12Ein weiterer Vermerk ebenfalls vom 16.07.2012 besagt: "Kein RR, da Kunde sich im Ausland befindet. OAW wurde nicht genehmigt, daher Abmeldung wegen mangelnder Verfügbarkeit, Info an EZ zwecks Erledigung Kolibri."
13Am 17.07.2012 meldete der Kläger sich erneut telefonisch bei der Beklagten. Herr XXX von der Beklagten erstellte diesbezüglich folgenden Verbis-Vermerk:
14"Kd. meldet sich wg. OAW 1007-300712 zurück (vgl. Vermerke 160712). Kd. auf Abmeldung zum 100712 wg. ungenehmigter OAW hingewiesen. Kd. hat neA am 030712 OAW im SC beantragt und genehmigt bekommen. Kein entsprechender Vermerk ersichtlich. Kd hat neA Zeugen für TK. Lt. SC-Vermerk 160712 war Zeitraum d. OAW im LL eingetragen. Kd. auf erneut notwendige pV zur Alome. mit gültigem Pass und aktueller Meldebescheinigung am Tag d. Rückkehr hingewiesen. Kd. mitgeteilt, dass Alt weiterbewilligt werden kann, nach aktuellen Sachstand erst ab Tag d. erneuten Aloe. Kd. will bei pV auch Sachstand OAW klären."

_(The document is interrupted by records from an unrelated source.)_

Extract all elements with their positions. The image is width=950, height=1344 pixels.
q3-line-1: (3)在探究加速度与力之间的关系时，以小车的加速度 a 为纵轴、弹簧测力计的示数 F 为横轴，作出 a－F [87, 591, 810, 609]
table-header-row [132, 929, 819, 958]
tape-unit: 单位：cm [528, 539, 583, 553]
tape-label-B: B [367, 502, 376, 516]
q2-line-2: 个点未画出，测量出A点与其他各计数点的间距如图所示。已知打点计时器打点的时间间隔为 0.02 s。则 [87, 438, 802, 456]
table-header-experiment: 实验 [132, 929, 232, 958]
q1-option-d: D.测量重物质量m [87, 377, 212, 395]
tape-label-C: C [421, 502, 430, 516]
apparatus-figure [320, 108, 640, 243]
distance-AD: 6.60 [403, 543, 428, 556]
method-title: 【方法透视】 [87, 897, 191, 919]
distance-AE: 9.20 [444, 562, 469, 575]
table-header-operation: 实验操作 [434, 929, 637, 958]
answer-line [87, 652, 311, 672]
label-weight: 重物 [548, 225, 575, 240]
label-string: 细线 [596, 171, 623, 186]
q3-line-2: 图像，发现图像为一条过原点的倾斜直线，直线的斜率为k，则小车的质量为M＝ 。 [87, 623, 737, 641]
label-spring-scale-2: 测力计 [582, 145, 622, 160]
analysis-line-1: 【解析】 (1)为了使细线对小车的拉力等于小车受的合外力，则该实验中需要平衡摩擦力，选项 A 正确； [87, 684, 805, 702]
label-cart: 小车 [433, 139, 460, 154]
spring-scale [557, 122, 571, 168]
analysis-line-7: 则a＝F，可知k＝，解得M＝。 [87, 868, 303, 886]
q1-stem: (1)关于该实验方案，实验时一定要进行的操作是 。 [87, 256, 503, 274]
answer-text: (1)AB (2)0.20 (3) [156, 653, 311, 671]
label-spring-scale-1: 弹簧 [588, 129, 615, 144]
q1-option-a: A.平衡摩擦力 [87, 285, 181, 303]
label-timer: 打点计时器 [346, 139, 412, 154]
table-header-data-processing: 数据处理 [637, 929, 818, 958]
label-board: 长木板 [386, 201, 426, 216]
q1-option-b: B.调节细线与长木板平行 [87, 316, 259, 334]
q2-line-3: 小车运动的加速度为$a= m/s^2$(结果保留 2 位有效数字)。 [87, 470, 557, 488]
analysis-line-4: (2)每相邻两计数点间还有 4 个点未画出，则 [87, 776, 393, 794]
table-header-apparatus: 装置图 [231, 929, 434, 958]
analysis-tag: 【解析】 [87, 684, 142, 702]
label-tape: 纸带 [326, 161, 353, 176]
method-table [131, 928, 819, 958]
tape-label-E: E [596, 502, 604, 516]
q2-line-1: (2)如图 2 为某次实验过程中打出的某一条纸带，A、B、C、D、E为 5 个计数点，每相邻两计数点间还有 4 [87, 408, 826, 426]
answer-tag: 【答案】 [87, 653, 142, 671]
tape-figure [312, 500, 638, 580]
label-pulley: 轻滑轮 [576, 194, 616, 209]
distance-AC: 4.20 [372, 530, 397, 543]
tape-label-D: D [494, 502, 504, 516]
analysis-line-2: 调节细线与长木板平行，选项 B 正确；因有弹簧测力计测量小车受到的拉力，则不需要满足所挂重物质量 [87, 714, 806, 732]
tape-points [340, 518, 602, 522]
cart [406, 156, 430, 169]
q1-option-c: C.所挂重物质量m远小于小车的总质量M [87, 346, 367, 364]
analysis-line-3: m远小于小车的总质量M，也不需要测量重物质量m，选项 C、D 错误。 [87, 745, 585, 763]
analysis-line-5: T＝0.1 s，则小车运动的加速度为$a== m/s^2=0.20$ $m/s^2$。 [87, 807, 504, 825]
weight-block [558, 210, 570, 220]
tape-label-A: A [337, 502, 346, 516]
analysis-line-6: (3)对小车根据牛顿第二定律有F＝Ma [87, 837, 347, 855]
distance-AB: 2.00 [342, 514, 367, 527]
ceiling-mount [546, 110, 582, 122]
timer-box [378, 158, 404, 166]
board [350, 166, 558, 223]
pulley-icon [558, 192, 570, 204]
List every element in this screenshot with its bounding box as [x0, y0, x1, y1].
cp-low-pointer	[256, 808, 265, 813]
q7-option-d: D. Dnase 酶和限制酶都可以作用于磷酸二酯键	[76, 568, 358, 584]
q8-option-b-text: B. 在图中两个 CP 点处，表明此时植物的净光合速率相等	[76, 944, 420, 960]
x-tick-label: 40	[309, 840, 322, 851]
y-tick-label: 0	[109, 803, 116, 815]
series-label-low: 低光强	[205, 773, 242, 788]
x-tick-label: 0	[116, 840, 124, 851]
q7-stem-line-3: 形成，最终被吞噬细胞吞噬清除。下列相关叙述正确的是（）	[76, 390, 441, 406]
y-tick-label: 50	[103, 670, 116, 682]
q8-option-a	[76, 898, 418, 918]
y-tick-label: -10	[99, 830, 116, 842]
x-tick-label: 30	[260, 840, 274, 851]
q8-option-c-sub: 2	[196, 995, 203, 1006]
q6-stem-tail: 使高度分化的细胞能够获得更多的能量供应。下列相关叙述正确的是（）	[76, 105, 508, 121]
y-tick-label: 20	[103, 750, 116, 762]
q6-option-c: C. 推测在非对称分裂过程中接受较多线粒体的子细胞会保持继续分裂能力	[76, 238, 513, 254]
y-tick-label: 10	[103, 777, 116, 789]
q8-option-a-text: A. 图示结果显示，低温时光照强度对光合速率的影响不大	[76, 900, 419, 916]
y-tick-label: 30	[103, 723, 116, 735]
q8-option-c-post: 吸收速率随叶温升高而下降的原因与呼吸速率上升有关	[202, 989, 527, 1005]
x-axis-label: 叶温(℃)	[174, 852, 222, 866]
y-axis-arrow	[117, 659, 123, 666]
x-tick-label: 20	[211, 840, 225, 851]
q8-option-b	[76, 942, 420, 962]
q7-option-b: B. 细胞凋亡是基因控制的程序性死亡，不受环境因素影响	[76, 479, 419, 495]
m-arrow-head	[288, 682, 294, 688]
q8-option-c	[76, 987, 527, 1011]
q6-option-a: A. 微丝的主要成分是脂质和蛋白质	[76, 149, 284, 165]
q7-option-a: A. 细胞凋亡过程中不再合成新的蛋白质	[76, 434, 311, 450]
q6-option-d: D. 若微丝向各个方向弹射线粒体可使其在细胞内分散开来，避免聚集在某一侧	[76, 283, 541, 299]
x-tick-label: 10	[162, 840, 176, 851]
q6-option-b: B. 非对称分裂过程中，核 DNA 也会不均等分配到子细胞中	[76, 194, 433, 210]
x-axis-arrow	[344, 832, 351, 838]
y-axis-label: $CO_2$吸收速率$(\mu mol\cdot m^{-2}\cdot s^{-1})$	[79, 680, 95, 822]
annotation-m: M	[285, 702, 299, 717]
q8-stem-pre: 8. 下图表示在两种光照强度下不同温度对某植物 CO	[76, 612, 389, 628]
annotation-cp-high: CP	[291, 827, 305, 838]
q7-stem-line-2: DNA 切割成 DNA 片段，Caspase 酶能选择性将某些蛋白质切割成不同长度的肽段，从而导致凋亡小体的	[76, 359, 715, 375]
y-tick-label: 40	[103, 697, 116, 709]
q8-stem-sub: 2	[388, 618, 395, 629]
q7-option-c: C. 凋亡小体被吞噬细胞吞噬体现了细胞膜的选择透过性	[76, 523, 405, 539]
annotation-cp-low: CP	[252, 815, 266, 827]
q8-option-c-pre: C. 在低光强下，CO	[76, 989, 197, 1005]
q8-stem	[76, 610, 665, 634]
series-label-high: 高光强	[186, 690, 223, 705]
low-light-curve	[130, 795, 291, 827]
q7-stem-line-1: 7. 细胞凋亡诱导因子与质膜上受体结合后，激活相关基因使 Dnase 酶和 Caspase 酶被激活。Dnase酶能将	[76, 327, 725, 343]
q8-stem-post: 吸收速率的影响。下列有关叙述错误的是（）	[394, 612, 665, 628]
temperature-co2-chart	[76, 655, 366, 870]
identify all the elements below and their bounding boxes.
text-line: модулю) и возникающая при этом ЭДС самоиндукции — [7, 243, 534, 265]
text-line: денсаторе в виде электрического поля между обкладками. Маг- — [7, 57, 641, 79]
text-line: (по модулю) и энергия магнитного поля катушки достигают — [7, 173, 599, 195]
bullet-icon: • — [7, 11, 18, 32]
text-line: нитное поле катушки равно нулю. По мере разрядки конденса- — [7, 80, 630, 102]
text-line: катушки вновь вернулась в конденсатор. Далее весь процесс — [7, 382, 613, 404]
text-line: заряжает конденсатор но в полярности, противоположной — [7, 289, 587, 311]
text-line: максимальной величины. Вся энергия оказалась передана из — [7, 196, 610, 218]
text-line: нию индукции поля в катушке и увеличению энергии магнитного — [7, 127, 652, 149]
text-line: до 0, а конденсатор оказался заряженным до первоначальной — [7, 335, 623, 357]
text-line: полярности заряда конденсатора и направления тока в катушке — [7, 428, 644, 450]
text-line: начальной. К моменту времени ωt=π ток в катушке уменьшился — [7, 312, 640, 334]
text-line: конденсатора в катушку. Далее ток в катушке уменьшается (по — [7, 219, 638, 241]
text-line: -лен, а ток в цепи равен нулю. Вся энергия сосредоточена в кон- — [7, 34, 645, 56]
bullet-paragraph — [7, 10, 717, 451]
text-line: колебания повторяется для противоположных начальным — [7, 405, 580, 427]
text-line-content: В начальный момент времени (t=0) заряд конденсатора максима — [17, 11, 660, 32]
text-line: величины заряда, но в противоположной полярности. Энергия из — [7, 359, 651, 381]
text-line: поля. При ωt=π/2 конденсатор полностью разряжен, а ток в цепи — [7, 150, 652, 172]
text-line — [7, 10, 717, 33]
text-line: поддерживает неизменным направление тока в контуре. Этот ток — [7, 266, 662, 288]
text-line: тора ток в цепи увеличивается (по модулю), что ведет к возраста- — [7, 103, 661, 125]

15Mit Bescheid vom 17.07.2012 hob die Beklagte die an den Kläger gerichtete Bewilligung von Arbeitslosengeld für den Zeitraum ab dem 10.07.2012 auf.
16Am 30.07.2012 meldete der Kläger sich persönlich bei der Beklagten zurück. Er führte hierbei erneut aus, dass er am 03.07.2012 im Servicecenter der Beklagten angerufen habe und seine Ortsabwesenheit im Zeitraum vom 10.07.2012 bis zum 30.07.2012 mitgeteilt habe. In diesem Zusammenhang sei er nach seinem Namen, seiner Kundennummer, seiner Telefonnummer und seiner Adresse gefragt worden. Ihm sei mitgeteilt worden, dass er nicht mehr persönlich zu erscheinen brauche, weil seine Ortsabwesenheit aufgenommen worden sei, und man habe ihm einen schönen Urlaub gewünscht. Er kündigte an, eine Auflistung der Telefonate aus dem Monat Juli 2012 zu besorgen und das Telefonat nachzuweisen.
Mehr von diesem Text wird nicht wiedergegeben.